К этому примеру Гилберта можно присовокупить различие, которое я уже кратко обосновал при составлении своей таблицы и затронул при упоминании Гёте, когда он различает то, что вне нас, и то, что внутри нас, значение которого, однако, более наглядно на практике, чем в теоретических рассуждениях. Оно имеет важное значение для рационального взгляда на историю германских открытий: я имею в виду различие между открытием и наукой. Особенно наглядно здесь сравнение с эллинами. Эллины имели большие способности к собственно науке, в некотором отношении больше, чем у нас (вспомним хотя бы Демокрита, Аристотеля, Евклида, Аристарха и т. д.). Их способность к открытию была значительно ниже.
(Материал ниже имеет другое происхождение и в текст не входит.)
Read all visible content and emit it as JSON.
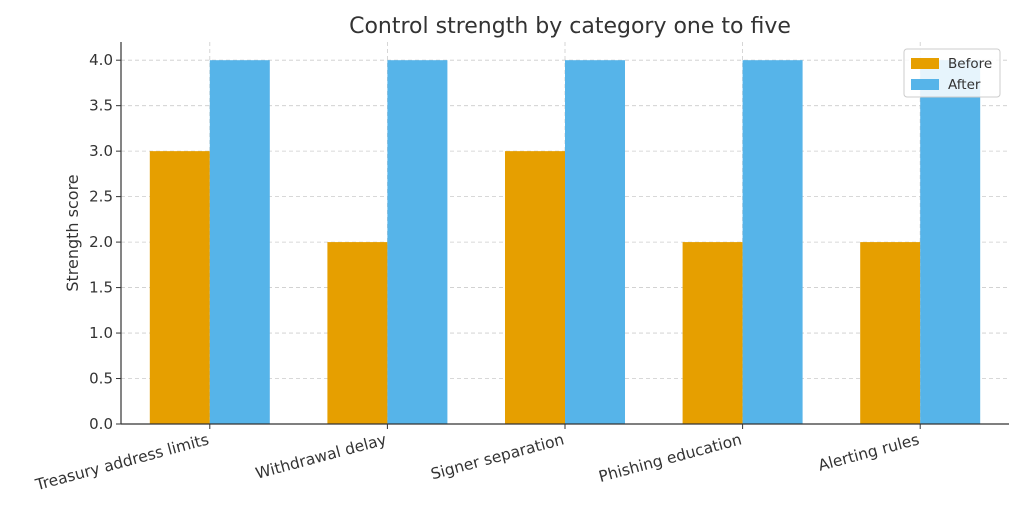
{
  "chart_data": {
    "type": "bar",
    "title": "Control strength by category one to five",
    "xlabel": "",
    "ylabel": "Strength score",
    "categories": [
      "Treasury address limits",
      "Withdrawal delay",
      "Signer separation",
      "Phishing education",
      "Alerting rules"
    ],
    "series": [
      {
        "name": "Before",
        "color": "#E69F00",
        "values": [
          3,
          2,
          3,
          2,
          2
        ]
      },
      {
        "name": "After",
        "color": "#56B4E9",
        "values": [
          4,
          4,
          4,
          4,
          4
        ]
      }
    ],
    "ylim": [
      0,
      4.2
    ],
    "yticks": [
      "0.0",
      "0.5",
      "1.0",
      "1.5",
      "2.0",
      "2.5",
      "3.0",
      "3.5",
      "4.0"
    ],
    "grid": true,
    "legend_position": "top-right"
  }
}
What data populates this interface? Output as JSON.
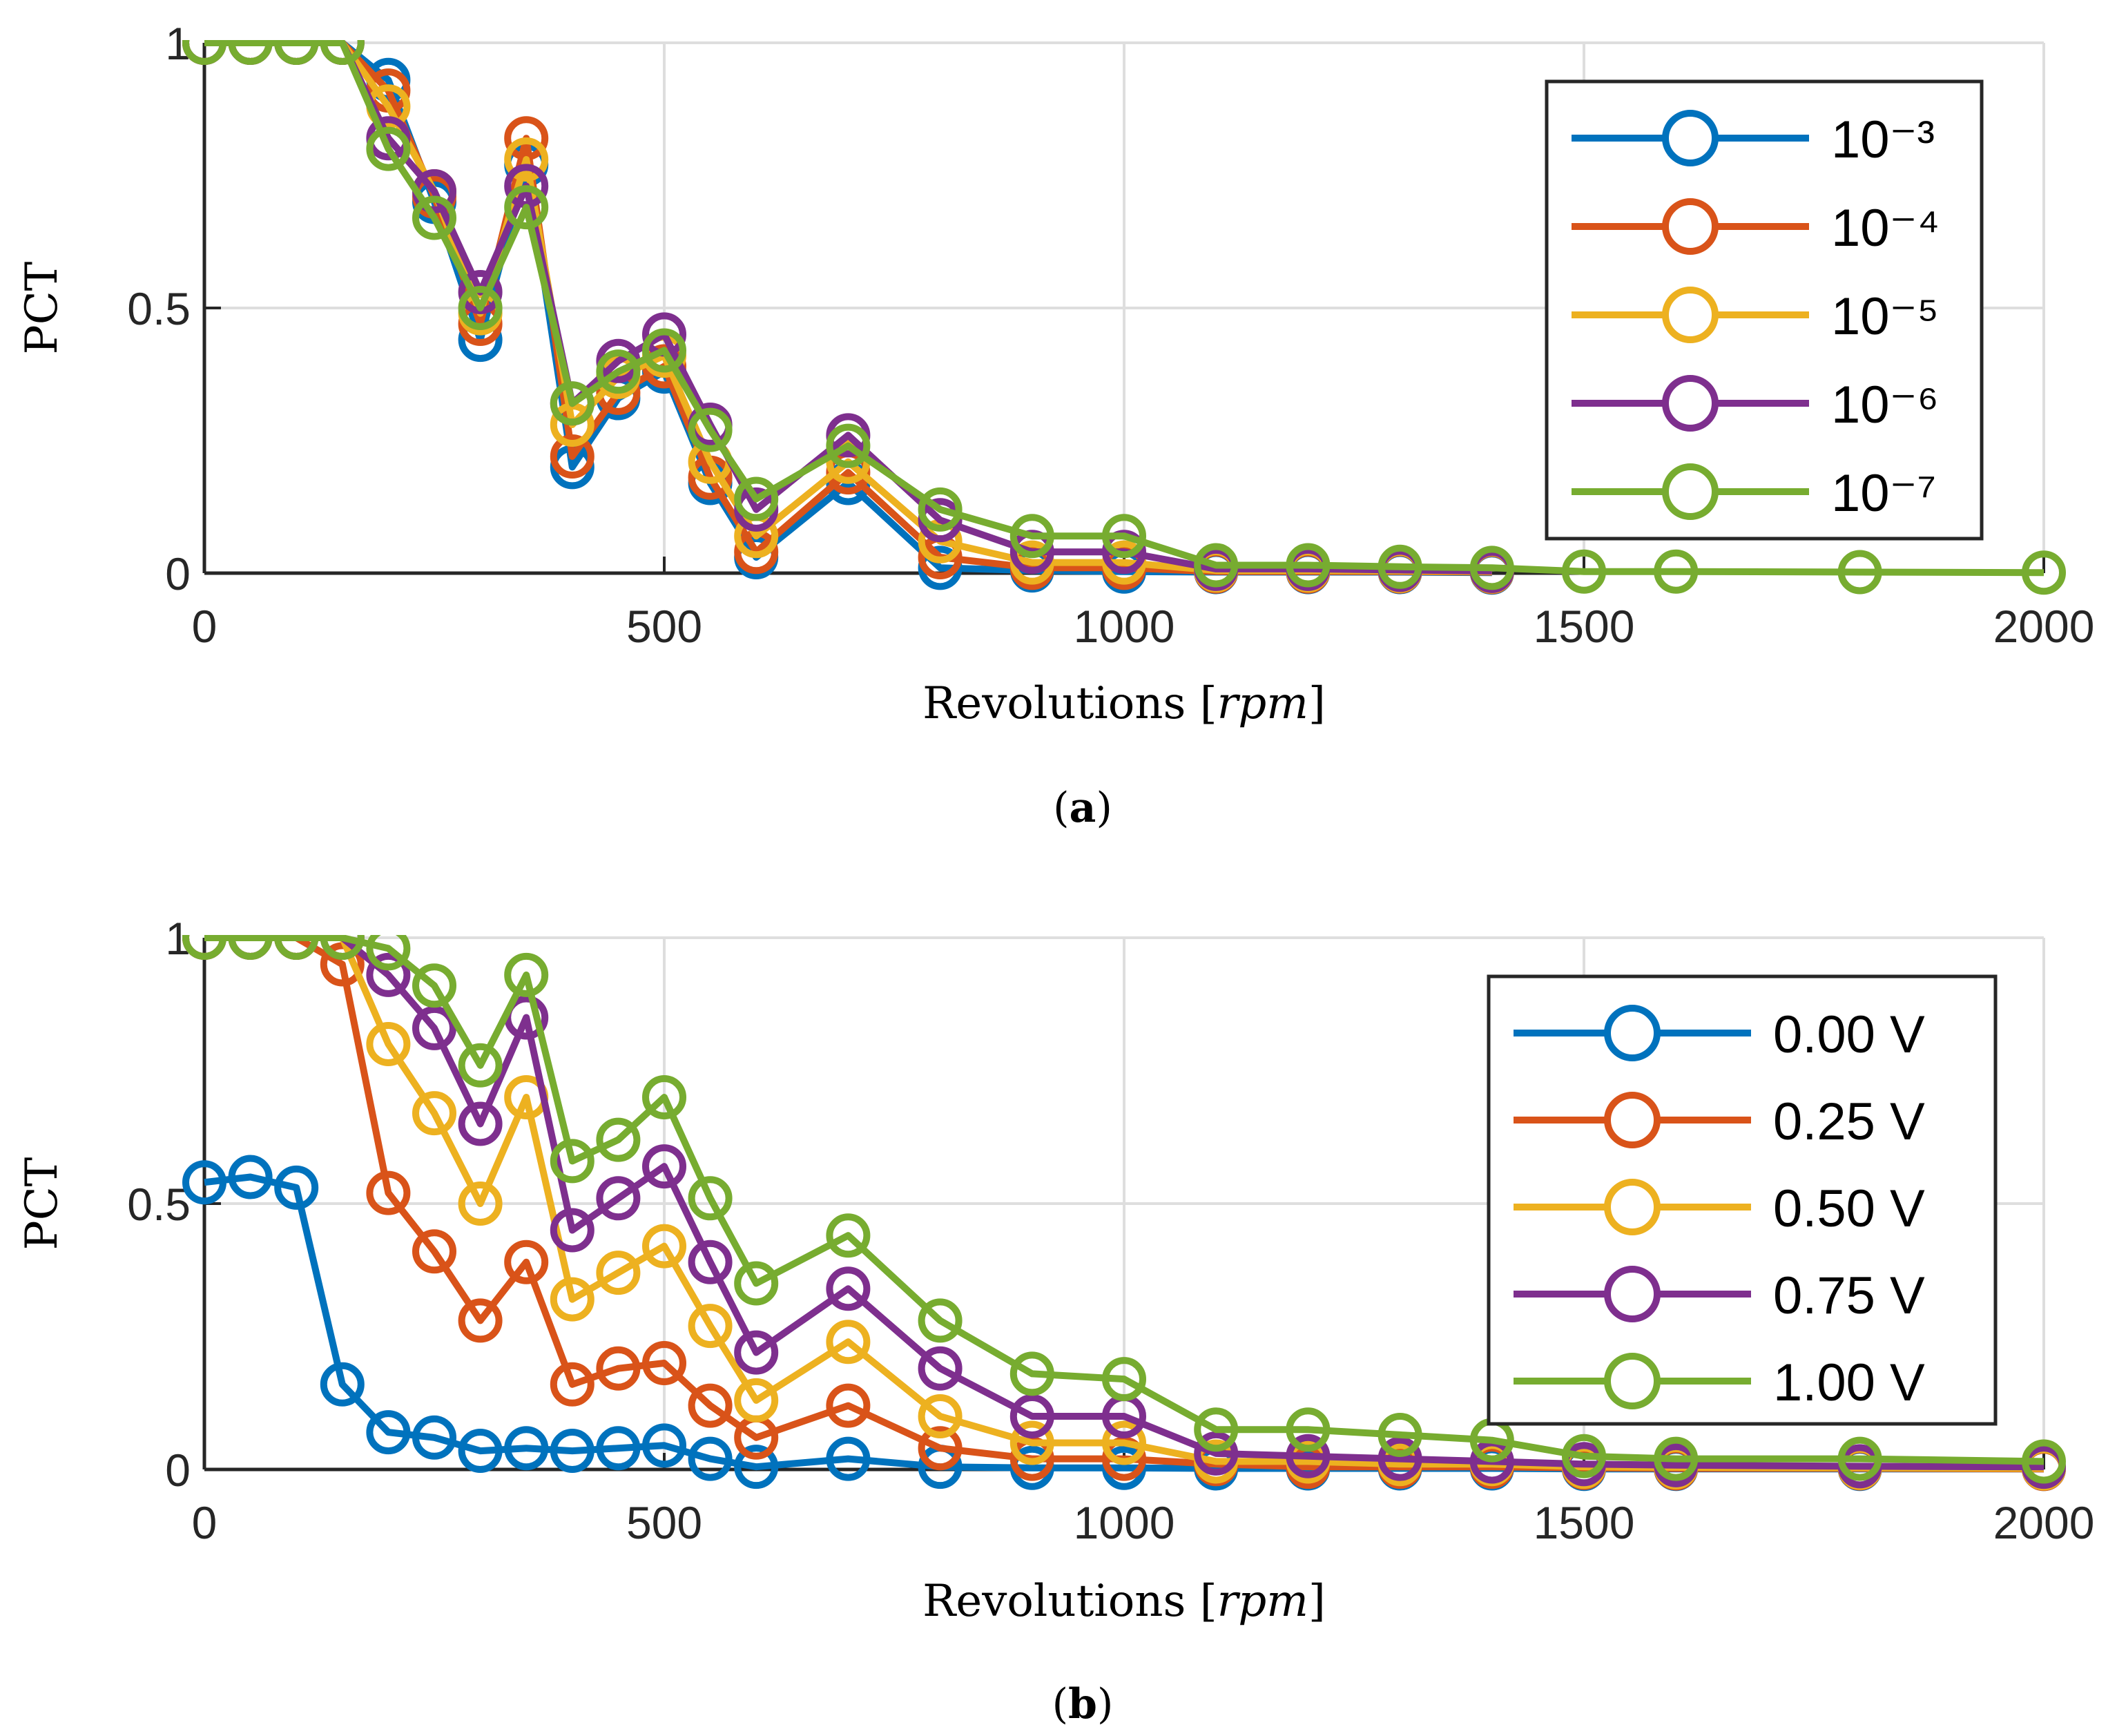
{
  "chart_data": [
    {
      "type": "line",
      "caption": "(a)",
      "caption_letter": "a",
      "xlabel": "Revolutions",
      "xunit": "rpm",
      "ylabel": "PCT",
      "xlim": [
        0,
        2000
      ],
      "ylim": [
        0,
        1
      ],
      "xticks": [
        0,
        500,
        1000,
        1500,
        2000
      ],
      "yticks": [
        0,
        0.5,
        1
      ],
      "grid": true,
      "legend_position": "top-right",
      "series": [
        {
          "name": "10⁻³",
          "color": "#0072BD",
          "x": [
            0,
            50,
            100,
            150,
            200,
            250,
            300,
            350,
            400,
            450,
            500,
            550,
            600,
            700,
            800,
            900,
            1000,
            1100,
            1200,
            1300,
            1400
          ],
          "y": [
            1,
            1,
            1,
            1,
            0.93,
            0.7,
            0.44,
            0.77,
            0.2,
            0.33,
            0.38,
            0.17,
            0.03,
            0.17,
            0.01,
            0.005,
            0.003,
            0.002,
            0.002,
            0.002,
            0.001
          ]
        },
        {
          "name": "10⁻⁴",
          "color": "#D95319",
          "x": [
            0,
            50,
            100,
            150,
            200,
            250,
            300,
            350,
            400,
            450,
            500,
            550,
            600,
            700,
            800,
            900,
            1000,
            1100,
            1200,
            1300,
            1400
          ],
          "y": [
            1,
            1,
            1,
            1,
            0.91,
            0.71,
            0.47,
            0.82,
            0.22,
            0.34,
            0.39,
            0.18,
            0.04,
            0.19,
            0.03,
            0.01,
            0.01,
            0.003,
            0.003,
            0.003,
            0.002
          ]
        },
        {
          "name": "10⁻⁵",
          "color": "#EDB120",
          "x": [
            0,
            50,
            100,
            150,
            200,
            250,
            300,
            350,
            400,
            450,
            500,
            550,
            600,
            700,
            800,
            900,
            1000,
            1100,
            1200,
            1300,
            1400
          ],
          "y": [
            1,
            1,
            1,
            1,
            0.88,
            0.72,
            0.49,
            0.78,
            0.28,
            0.37,
            0.41,
            0.21,
            0.07,
            0.21,
            0.06,
            0.02,
            0.02,
            0.005,
            0.005,
            0.004,
            0.003
          ]
        },
        {
          "name": "10⁻⁶",
          "color": "#7E2F8E",
          "x": [
            0,
            50,
            100,
            150,
            200,
            250,
            300,
            350,
            400,
            450,
            500,
            550,
            600,
            700,
            800,
            900,
            1000,
            1100,
            1200,
            1300,
            1400
          ],
          "y": [
            1,
            1,
            1,
            1,
            0.82,
            0.72,
            0.53,
            0.73,
            0.32,
            0.4,
            0.45,
            0.28,
            0.12,
            0.26,
            0.1,
            0.04,
            0.04,
            0.008,
            0.008,
            0.006,
            0.004
          ]
        },
        {
          "name": "10⁻⁷",
          "color": "#77AC30",
          "x": [
            0,
            50,
            100,
            150,
            200,
            250,
            300,
            350,
            400,
            450,
            500,
            550,
            600,
            700,
            800,
            900,
            1000,
            1100,
            1200,
            1300,
            1400,
            1500,
            1600,
            1800,
            2000
          ],
          "y": [
            1,
            1,
            1,
            1,
            0.8,
            0.67,
            0.5,
            0.69,
            0.32,
            0.38,
            0.42,
            0.27,
            0.14,
            0.24,
            0.12,
            0.07,
            0.07,
            0.015,
            0.015,
            0.012,
            0.01,
            0.003,
            0.003,
            0.002,
            0.001
          ]
        }
      ]
    },
    {
      "type": "line",
      "caption": "(b)",
      "caption_letter": "b",
      "xlabel": "Revolutions",
      "xunit": "rpm",
      "ylabel": "PCT",
      "xlim": [
        0,
        2000
      ],
      "ylim": [
        0,
        1
      ],
      "xticks": [
        0,
        500,
        1000,
        1500,
        2000
      ],
      "yticks": [
        0,
        0.5,
        1
      ],
      "grid": true,
      "legend_position": "right",
      "series": [
        {
          "name": "0.00 V",
          "color": "#0072BD",
          "x": [
            0,
            50,
            100,
            150,
            200,
            250,
            300,
            350,
            400,
            450,
            500,
            550,
            600,
            700,
            800,
            900,
            1000,
            1100,
            1200,
            1300,
            1400,
            1500,
            1600,
            1800,
            2000
          ],
          "y": [
            0.54,
            0.55,
            0.53,
            0.16,
            0.07,
            0.06,
            0.035,
            0.04,
            0.035,
            0.04,
            0.045,
            0.02,
            0.005,
            0.02,
            0.005,
            0.003,
            0.003,
            0.002,
            0.002,
            0.002,
            0.002,
            0.001,
            0.001,
            0.001,
            0.001
          ]
        },
        {
          "name": "0.25 V",
          "color": "#D95319",
          "x": [
            0,
            50,
            100,
            150,
            200,
            250,
            300,
            350,
            400,
            450,
            500,
            550,
            600,
            700,
            800,
            900,
            1000,
            1100,
            1200,
            1300,
            1400,
            1500,
            1600,
            1800,
            2000
          ],
          "y": [
            1,
            1,
            1,
            0.95,
            0.52,
            0.41,
            0.28,
            0.39,
            0.16,
            0.19,
            0.2,
            0.12,
            0.06,
            0.12,
            0.04,
            0.02,
            0.02,
            0.01,
            0.005,
            0.005,
            0.005,
            0.003,
            0.002,
            0.002,
            0.001
          ]
        },
        {
          "name": "0.50 V",
          "color": "#EDB120",
          "x": [
            0,
            50,
            100,
            150,
            200,
            250,
            300,
            350,
            400,
            450,
            500,
            550,
            600,
            700,
            800,
            900,
            1000,
            1100,
            1200,
            1300,
            1400,
            1500,
            1600,
            1800,
            2000
          ],
          "y": [
            1,
            1,
            1,
            1,
            0.8,
            0.67,
            0.5,
            0.7,
            0.32,
            0.37,
            0.42,
            0.27,
            0.13,
            0.24,
            0.1,
            0.05,
            0.05,
            0.015,
            0.015,
            0.01,
            0.01,
            0.005,
            0.004,
            0.003,
            0.002
          ]
        },
        {
          "name": "0.75 V",
          "color": "#7E2F8E",
          "x": [
            0,
            50,
            100,
            150,
            200,
            250,
            300,
            350,
            400,
            450,
            500,
            550,
            600,
            700,
            800,
            900,
            1000,
            1100,
            1200,
            1300,
            1400,
            1500,
            1600,
            1800,
            2000
          ],
          "y": [
            1,
            1,
            1,
            1,
            0.93,
            0.83,
            0.65,
            0.85,
            0.45,
            0.51,
            0.57,
            0.39,
            0.22,
            0.34,
            0.19,
            0.1,
            0.1,
            0.03,
            0.025,
            0.02,
            0.015,
            0.01,
            0.008,
            0.006,
            0.005
          ]
        },
        {
          "name": "1.00 V",
          "color": "#77AC30",
          "x": [
            0,
            50,
            100,
            150,
            200,
            250,
            300,
            350,
            400,
            450,
            500,
            550,
            600,
            700,
            800,
            900,
            1000,
            1100,
            1200,
            1300,
            1400,
            1500,
            1600,
            1800,
            2000
          ],
          "y": [
            1,
            1,
            1,
            1,
            0.98,
            0.91,
            0.76,
            0.93,
            0.58,
            0.62,
            0.7,
            0.51,
            0.35,
            0.44,
            0.28,
            0.18,
            0.17,
            0.075,
            0.075,
            0.065,
            0.055,
            0.025,
            0.02,
            0.02,
            0.015
          ]
        }
      ]
    }
  ]
}
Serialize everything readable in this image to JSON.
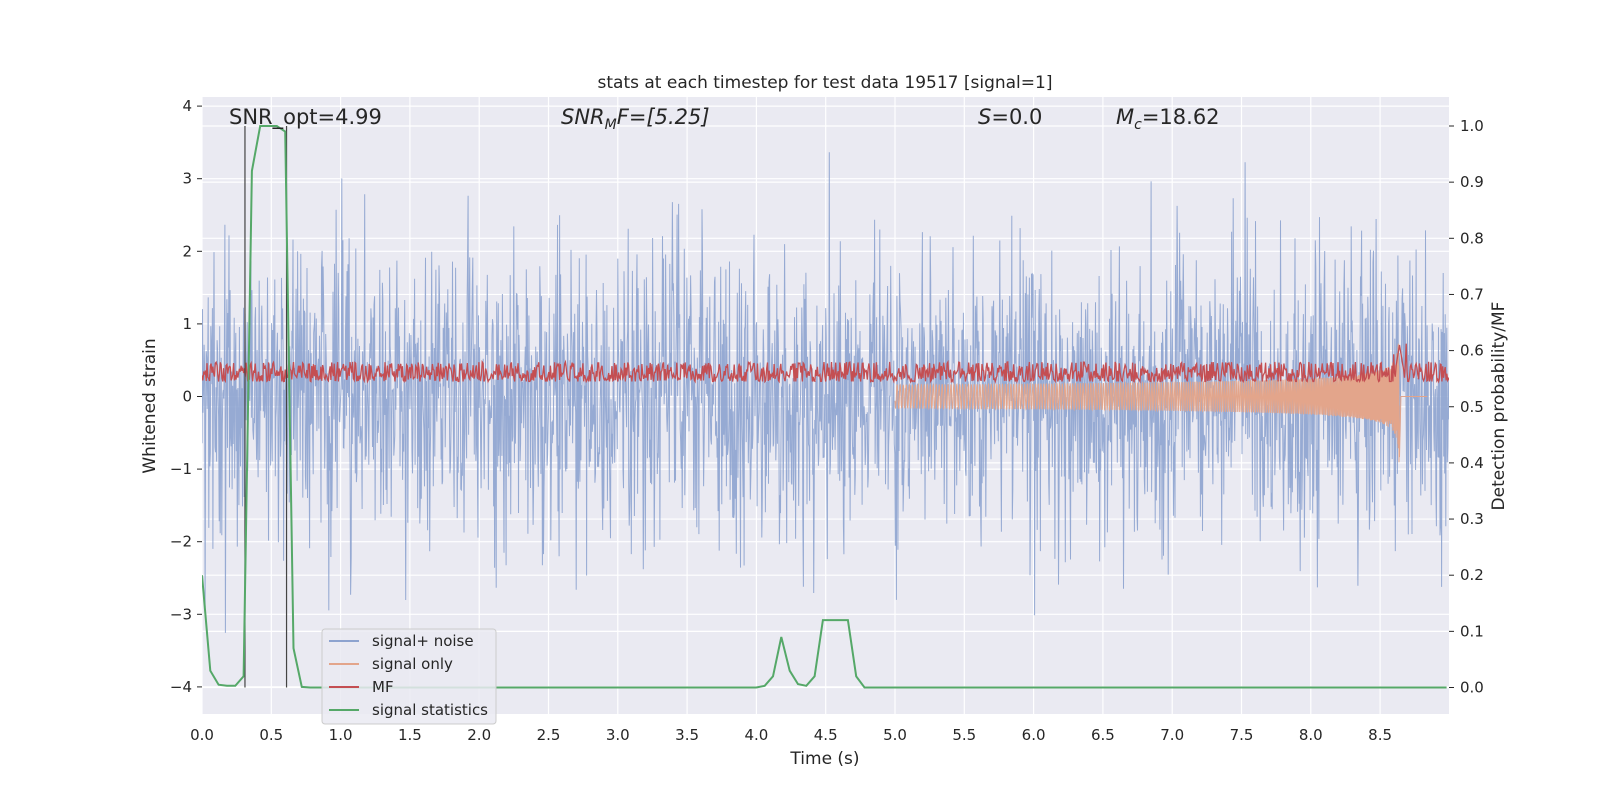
{
  "chart_data": {
    "type": "line",
    "title": "stats at each timestep for test data 19517 [signal=1]",
    "xlabel": "Time (s)",
    "ylabel": "Whitened strain",
    "ylabel_right": "Detection probability/MF",
    "xlim": [
      0,
      9.0
    ],
    "ylim": [
      -4.4,
      4.1
    ],
    "ylim_right": [
      -0.05,
      1.04
    ],
    "x_ticks": [
      "0.0",
      "0.5",
      "1.0",
      "1.5",
      "2.0",
      "2.5",
      "3.0",
      "3.5",
      "4.0",
      "4.5",
      "5.0",
      "5.5",
      "6.0",
      "6.5",
      "7.0",
      "7.5",
      "8.0",
      "8.5"
    ],
    "y_ticks": [
      "4",
      "3",
      "2",
      "1",
      "0",
      "−1",
      "−2",
      "−3",
      "−4"
    ],
    "y_right_ticks": [
      "1.0",
      "0.9",
      "0.8",
      "0.7",
      "0.6",
      "0.5",
      "0.4",
      "0.3",
      "0.2",
      "0.1",
      "0.0"
    ],
    "grid": true,
    "legend_position": "lower-left",
    "annotations": {
      "snr_opt": "SNR_opt=4.99",
      "snr_mf_base": "SNR",
      "snr_mf_sub": "M",
      "snr_mf_rest": "F=[5.25]",
      "s_base": "S",
      "s_rest": "=0.0",
      "mc_base": "M",
      "mc_sub": "c",
      "mc_rest": "=18.62"
    },
    "series": [
      {
        "name": "signal+ noise",
        "color": "#8da3cf",
        "axis": "left",
        "noise_std": 1.0
      },
      {
        "name": "signal only",
        "color": "#e3a58b",
        "axis": "left",
        "merger_time": 8.64,
        "peak_amplitude": 1.0
      },
      {
        "name": "MF",
        "color": "#c44e52",
        "axis": "right",
        "baseline": 0.555,
        "peak": [
          8.64,
          0.61
        ]
      },
      {
        "name": "signal statistics",
        "color": "#55a868",
        "axis": "right",
        "x": [
          0.0,
          0.06,
          0.12,
          0.18,
          0.24,
          0.3,
          0.36,
          0.42,
          0.48,
          0.54,
          0.6,
          0.66,
          0.72,
          0.78,
          4.0,
          4.06,
          4.12,
          4.18,
          4.24,
          4.3,
          4.36,
          4.42,
          4.48,
          4.54,
          4.6,
          4.66,
          4.72,
          4.78,
          4.84,
          8.98
        ],
        "values": [
          0.2,
          0.03,
          0.005,
          0.003,
          0.003,
          0.02,
          0.92,
          1.0,
          1.0,
          1.0,
          0.99,
          0.07,
          0.001,
          0.0,
          0.0,
          0.003,
          0.02,
          0.09,
          0.03,
          0.006,
          0.003,
          0.02,
          0.12,
          0.12,
          0.12,
          0.12,
          0.02,
          0.0,
          0.0,
          0.0
        ]
      }
    ],
    "vertical_lines": [
      0.31,
      0.61
    ]
  }
}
И здесь самый простой пример будет самым поучительным. Пифей (Pytheas), греческий путешественник-первооткрыватель, сравнимый с любым из более поздних по смелости, интуиции и разуму301
— стоит в одиночестве. Над ним насмехались, и ни один из тех философов, кто так прекрасно рассуждал о Боге, душе, атомах и небесных сферах, не имел ни малейшего представления, какое значение для человека должно иметь простое исследование земной поверхности. Это свидетельствует о заметном недостатке любопытства, отсутствии истинной жажды знаний, полной слепоте к значению фактов как таковых. И не следует думать, что здесь нужно только дождаться «прогресса». Открытие может начаться повсюду в любой день, необходимые инструменты — как механические, так и умственные — вытекают сами собой из потребностей исследования. До сегодняшнего дня самые плодотворные наблюдатели не являются по большей части самыми учеными, часто они заметно слабы в теоретических обобщениях своих знаний. Например, Фарадей (наверное, самый удивительный первооткрыватель XIX века), будучи подмастерьем переплетчика, вырос почти необразованным, знания по физике он получил из энциклопедических словарей, которые переплетал, знания по химии почерпнул из популярной книги для девочек. Вооружившись таким образом, он вступил на путь открытий, на которых основана почти вся электротехника нашего времени.302 Ни Вильям Джонс (William Jones), ни Колбрук (Colebrooke), открывшие санскрит в конце XVIII века, не были филологами по специальности. Человек, который смог сделать то, чего не сумели ученые, а именно обнаружил, как можно узнать тайну жизни растений, основатель физиологии растений Стефен Хейлс (Stephen Hales, ум. 1761) был сельским священнослужителем. Обратимся к тому же уже упоминавшемуся Гилберту: все его опыты по получению электричества трением мог осуществить любой толковый грек двумя тысячелетиями ранее, используемые аппараты он изобрел сам, высшей математики, без которой сегодня едва ли можно полностью понять этот феномен, в то время еще не было.Греки были малонаблюдательны и никогда не были объективны, они сразу бросались в теорию и гипотезы, т. е. в науку и философию. Страстное терпение, которого требует труд открытия, не было им дано. Напротив, мы, германцы, обладаем особой склонностью к исследованию природы, и эта склонность не есть что–то поверхностное, но тесно связана с глубочайшими глубинами нашего существа. Мы не особенно сильны как теоретики — филологи признают, что индиец Панини (Pänini) превосходит крупнейших современных специалистов по грамматике,303
юристы говорят, что древние римляне намного превосходили нас в юриспруденции уже после того, как мы обогнули под парусом Землю, нам необходимо было подробно доказывать и столетиями разъяснять, что она круглая, чтобы мы в это поверили, в то время как греки, которые знали только Средиземное море, уже давно показали это путем чистой науки. Мы прекрасно обходимся с эллинскими атомами, индийским эфиром, вавилонской эволюцией, несмотря на необычайный рост знаний. Но как первооткрывателям у нас нет соперников. Упомянутый мной будущий историк германской цивилизации и культуры должен будет сделать здесь четкое различие, и затем долго и подробно остановиться на наших открытиях.